Inside Motorola: The Story of a Leader’s Fall to Niche
The decline of Motorola’s good fortune
Motorola’s story has been similar to Nokia’s. It was considered to be an alternative to Nokia phones for a long time, with the Motorola Razr proving to be quite popular. However, with the advent Apple’s (AAPL) iPhone and Samsung’s smartphone offerings, Motorola quickly lost its market share.
Google (GOOG) then acted as an unlikely support to Motorola by acquiring it in 2012 for a valuation of $12.5 billion. The main motivation for Google buying Motorola Mobility was the latter company’s treasure trove of patents. The idea was that the patents would help the company with legal protection for its widely used Android software for smartphones and tablets against competitors such as Apple, BlackBerry (BBRY), and Microsoft (MSFT).
Google, then Lenovo
Google had always kept Motorola’s hardware business at arm’s length in order to avoid the risk of alienating other mobile device makers that relied on Android. The result was that Google’s Nexus-branded phones often stole the spotlight. Motorola was thus bleeding losses before Google bought it—and then it continued to lose money, even after the acquisition.

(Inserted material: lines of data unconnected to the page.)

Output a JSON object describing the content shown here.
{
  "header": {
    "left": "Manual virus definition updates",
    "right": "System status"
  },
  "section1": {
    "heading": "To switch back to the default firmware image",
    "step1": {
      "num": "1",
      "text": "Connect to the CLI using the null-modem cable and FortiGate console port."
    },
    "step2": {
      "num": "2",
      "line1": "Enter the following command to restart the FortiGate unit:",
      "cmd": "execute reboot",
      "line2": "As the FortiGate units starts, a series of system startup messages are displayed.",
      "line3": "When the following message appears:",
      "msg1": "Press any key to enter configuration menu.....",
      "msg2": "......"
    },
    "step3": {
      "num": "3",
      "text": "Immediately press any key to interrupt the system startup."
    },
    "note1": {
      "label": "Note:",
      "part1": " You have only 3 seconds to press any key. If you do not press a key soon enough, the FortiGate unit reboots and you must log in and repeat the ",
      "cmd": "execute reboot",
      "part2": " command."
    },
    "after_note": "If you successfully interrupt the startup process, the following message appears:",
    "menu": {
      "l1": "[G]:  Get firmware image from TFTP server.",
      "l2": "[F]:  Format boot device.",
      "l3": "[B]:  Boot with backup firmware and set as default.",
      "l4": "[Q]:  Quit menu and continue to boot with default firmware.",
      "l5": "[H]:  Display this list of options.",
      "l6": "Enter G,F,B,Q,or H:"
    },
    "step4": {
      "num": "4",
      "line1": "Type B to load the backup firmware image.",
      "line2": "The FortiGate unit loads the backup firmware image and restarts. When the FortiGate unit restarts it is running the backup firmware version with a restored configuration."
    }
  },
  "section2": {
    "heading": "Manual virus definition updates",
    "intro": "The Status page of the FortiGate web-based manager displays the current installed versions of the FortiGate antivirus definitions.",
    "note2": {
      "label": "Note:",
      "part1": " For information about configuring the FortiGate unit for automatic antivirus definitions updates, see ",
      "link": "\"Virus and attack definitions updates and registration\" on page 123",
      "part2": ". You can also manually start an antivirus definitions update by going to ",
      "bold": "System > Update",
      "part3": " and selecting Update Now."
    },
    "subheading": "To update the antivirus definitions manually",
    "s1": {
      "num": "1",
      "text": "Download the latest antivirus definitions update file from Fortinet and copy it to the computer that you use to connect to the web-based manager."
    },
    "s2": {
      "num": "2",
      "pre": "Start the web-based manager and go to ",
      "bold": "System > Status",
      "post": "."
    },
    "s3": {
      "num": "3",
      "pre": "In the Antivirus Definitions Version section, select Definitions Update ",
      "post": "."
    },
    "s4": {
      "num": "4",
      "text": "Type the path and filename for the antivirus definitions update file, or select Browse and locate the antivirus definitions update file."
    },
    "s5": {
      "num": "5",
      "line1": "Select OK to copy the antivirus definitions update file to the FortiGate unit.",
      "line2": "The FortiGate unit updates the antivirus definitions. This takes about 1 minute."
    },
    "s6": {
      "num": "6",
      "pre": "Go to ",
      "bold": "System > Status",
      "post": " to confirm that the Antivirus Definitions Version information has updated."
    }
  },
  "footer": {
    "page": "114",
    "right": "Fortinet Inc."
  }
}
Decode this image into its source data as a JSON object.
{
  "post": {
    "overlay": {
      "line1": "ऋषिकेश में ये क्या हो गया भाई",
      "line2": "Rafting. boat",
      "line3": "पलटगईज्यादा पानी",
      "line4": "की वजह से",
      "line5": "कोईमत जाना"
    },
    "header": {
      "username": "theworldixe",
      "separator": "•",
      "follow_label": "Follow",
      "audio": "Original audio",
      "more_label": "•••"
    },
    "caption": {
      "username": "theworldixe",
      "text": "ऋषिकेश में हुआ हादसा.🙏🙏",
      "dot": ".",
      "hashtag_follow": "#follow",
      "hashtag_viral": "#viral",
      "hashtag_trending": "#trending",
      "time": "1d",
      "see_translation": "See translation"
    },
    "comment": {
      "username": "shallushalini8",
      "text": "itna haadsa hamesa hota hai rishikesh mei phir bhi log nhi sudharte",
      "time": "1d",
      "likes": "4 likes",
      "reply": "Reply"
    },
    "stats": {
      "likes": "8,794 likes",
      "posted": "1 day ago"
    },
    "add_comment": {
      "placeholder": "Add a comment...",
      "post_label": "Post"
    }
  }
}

In 2014, Lenovo bought Motorola’s hardware business unit from Google. Lenovo was already among the largest smartphone players in its home country, China (FXI). But it had almost no presence in the lucrative markets of the US and Latin America. The Motorola deal helped Lenovo gain more presence across these markets.
However, despite having Motorola, Lenovo’s share in the worldwide market declined from 6.5% in 2014 to 5.1% in 2015, according to Gartner. Still, Motorola’s smartphone brands Moto X and Moto G are gaining popularity among users, and so it might continue to be a niche player going forward.